Chinese scientists create flu vaccine from live virus using 'revolutionary' approach
WASHINGTON - Chinese researchers said Thursday they may have found a simple, convenient and potentially "revolutionary" new approach to create effective vaccines by just genetically tweaking live viruses to make them capable of activating the immune system but unable to replicate in healthy cells.
In a proof-of-principle study, the vaccine they developed against flu proved effective in mice, guinea pigs and ferrets, the researchers reported in the U.S. journal Science.
"We believe our approach will become a general, simple and convenient approach for generation of live virus vaccines adapted to almost any viruses," Professor Deming Zhou of Peking University, who led the study, told Xinhua.
"This will help control pandemics of influenza and other life-threatening RNA viruses."
A major challenge for converting infectious viruses, such as those responsible for influenza, Ebola, Zika and AIDS pandemics, into live vaccines is to render them as avirulent as possible while maintaining their high infectivity to elicit sufficient immunity, Zhou said, noting achieving such a feat would "represent a revolution in vaccinology."

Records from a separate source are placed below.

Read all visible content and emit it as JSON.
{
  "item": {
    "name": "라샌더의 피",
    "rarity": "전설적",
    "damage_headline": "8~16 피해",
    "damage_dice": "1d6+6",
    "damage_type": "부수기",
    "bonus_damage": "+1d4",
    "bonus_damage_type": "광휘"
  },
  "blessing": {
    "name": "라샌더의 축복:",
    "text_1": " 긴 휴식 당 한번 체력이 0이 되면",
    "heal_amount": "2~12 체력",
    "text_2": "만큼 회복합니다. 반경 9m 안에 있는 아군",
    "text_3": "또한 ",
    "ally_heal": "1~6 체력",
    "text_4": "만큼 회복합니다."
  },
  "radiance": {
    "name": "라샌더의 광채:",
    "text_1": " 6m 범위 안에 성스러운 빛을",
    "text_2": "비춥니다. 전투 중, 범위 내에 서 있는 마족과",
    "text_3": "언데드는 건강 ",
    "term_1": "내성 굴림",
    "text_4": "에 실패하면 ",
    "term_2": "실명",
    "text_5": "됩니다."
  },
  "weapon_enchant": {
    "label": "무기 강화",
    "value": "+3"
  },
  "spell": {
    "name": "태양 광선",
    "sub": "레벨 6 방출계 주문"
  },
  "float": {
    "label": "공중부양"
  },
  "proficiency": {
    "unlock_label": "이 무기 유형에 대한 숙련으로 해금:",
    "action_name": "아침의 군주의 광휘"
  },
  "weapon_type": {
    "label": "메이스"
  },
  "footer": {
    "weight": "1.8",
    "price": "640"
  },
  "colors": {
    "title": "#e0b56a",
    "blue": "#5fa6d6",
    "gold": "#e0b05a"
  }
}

Traditionally, vaccines use either dead or weakened forms of viruses. Those containing weakened viruses retain some degree of ability to replicate and therefore still have toxic effects, he said.
In their study, Zhou and colleagues modified a three-consecutive-base-segment in the genome of influenza A virus, known as premature termination codon (PTC), and found their modified virus -- though still just as potent in terms of activating the immune system -- cannot replicate in regular cells.
The new vaccine was found to offer an antibody response comparable to an existing live-virus vaccine, and a second dose further increased the amounts of antibodies by a factor of six to eight.
Similar beneficial effects were seen when the viral vaccine was tested against several different strains of influenza, and tested in guinea pigs and ferrets.
"Vaccination with such live PTC viruses in animal model via the intranasal route elicited all aspects of immune responses including humoral, mucosal and T cell-mediated immunity against hyper-variable and even antigenically distinct influenza virus strains," said Zhou.
"Furthermore, multiple PTCs-harboring viruses are not only prophylactic but also therapeutic to existing infecting viruses," he noted.
Zhou said his team will continue the research on their whole new flu vaccine and test it in clinical trials as early as possible.